[pgpool-general: 1830] Re: PgPool vs any modern programming language.
David Kerr
web at mr-paradox.net
Thu Jun 6 11:12:31 JST 2013
On Jun 5, 2013, at 6:24 PM, Tatsuo Ishii <ishii at postgresql.org> wrote:
>> All Rails, Django and many Java (c3po) implementations have client side connection pools.
>>
>> I don't believe that they can be disabled. You can set them to 1 / (thread|process)
>> but that's still many per server.
>>
>> This means that for every Rails process there is one of these sitting on PgPool at
>> application startup:
>>
>> pgpool 16099 15924 0 00:36 ? 00:00:00 pgpool: app app 192.168.10.19(40509) idle
>> pgpool 16100 15924 0 00:36 ? 00:00:00 pgpool: app app 192.168.14.27(57314) idle
>> pgpool 16101 15924 0 00:36 ? 00:00:00 pgpool: app app 192.168.10.218(37869) idle
>> pgpool 16102 15924 0 00:36 ? 00:00:00 pgpool: app app 192.168.10.48(37278) idle
>> pgpool 16103 15924 0 00:36 ? 00:00:00 pgpool: app app 192.168.10.106(53541) idle
>>
>> If a single app sever has a pool size of 10. And i have 10 servers.
>>
>> That's 100 _persistent_ connections to PgPool. (and hence the DB)
>>
>> To accomidate that I need 100 initial children and 100 max_connections on the postgres side.
>>
>> That sort of defeats the purpose of pooling.
>>
>> Ideally, I want PgPool to protect my database from overzealous application deployments
>> while still giving them all a chance to serve requests.
>>
>> Is this possible?
>>
>> How are other people handling this?
>
> Does pgbouncer's "transaction pooling" help? Or those middlewares
> require session based pooling like pgpool?

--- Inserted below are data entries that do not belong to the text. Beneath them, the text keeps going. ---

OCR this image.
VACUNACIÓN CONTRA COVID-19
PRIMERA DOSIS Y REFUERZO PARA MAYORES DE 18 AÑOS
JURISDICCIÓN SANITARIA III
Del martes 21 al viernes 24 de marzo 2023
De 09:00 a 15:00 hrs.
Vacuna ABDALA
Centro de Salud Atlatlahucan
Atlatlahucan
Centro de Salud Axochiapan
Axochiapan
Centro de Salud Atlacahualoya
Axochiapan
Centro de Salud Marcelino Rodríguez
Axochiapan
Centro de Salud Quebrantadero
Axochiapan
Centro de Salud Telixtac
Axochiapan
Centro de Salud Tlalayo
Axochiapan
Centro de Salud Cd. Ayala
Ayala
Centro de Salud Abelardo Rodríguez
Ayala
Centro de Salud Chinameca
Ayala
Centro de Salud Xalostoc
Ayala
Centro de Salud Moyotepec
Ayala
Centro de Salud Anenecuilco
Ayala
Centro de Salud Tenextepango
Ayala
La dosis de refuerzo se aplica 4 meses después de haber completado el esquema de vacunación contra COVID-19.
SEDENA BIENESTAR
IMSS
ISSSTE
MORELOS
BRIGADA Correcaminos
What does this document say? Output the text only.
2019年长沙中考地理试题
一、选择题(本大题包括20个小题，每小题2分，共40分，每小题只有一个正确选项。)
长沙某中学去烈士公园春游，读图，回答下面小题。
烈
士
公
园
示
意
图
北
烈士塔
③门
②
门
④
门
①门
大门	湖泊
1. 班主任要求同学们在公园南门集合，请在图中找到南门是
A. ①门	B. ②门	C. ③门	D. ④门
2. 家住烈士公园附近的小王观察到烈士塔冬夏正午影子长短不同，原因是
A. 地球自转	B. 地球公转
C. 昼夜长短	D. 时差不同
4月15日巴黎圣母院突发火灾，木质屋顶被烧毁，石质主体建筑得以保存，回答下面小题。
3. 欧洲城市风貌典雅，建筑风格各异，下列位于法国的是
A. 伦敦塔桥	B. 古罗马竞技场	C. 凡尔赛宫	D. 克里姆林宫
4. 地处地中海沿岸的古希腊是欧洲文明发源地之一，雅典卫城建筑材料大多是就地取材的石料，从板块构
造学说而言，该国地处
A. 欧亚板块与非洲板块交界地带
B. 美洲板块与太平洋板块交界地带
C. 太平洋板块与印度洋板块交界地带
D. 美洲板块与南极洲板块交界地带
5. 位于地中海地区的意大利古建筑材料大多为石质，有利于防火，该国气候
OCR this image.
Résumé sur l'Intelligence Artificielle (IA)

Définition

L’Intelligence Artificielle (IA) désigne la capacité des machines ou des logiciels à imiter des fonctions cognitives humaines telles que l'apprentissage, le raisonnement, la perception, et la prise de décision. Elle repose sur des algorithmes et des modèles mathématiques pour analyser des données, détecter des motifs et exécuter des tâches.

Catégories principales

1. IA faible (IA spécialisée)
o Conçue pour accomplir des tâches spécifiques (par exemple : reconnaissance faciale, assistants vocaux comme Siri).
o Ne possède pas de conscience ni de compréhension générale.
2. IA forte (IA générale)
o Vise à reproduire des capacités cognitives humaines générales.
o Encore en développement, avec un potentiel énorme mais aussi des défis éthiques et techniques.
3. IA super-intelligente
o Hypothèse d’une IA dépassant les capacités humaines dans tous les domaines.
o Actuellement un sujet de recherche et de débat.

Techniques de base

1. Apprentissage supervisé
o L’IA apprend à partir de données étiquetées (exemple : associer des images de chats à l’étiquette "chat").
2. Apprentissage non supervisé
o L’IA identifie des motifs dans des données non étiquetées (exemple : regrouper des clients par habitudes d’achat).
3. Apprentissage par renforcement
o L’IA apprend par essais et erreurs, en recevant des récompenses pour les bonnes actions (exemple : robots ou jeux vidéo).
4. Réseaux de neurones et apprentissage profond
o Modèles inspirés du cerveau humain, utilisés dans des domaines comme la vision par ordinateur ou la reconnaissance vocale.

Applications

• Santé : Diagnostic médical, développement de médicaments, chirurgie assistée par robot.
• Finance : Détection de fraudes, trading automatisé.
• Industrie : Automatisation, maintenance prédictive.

Hmm. I had various levels of success with pgbouncer / transaction pooling with Java.
I haven't tried it yet with Rails. Disabling prepared transactions was difficult in the
java world. it may be easier in the ruby world.
of course then I don't get the load balancing of PgPool which is pretty impactful.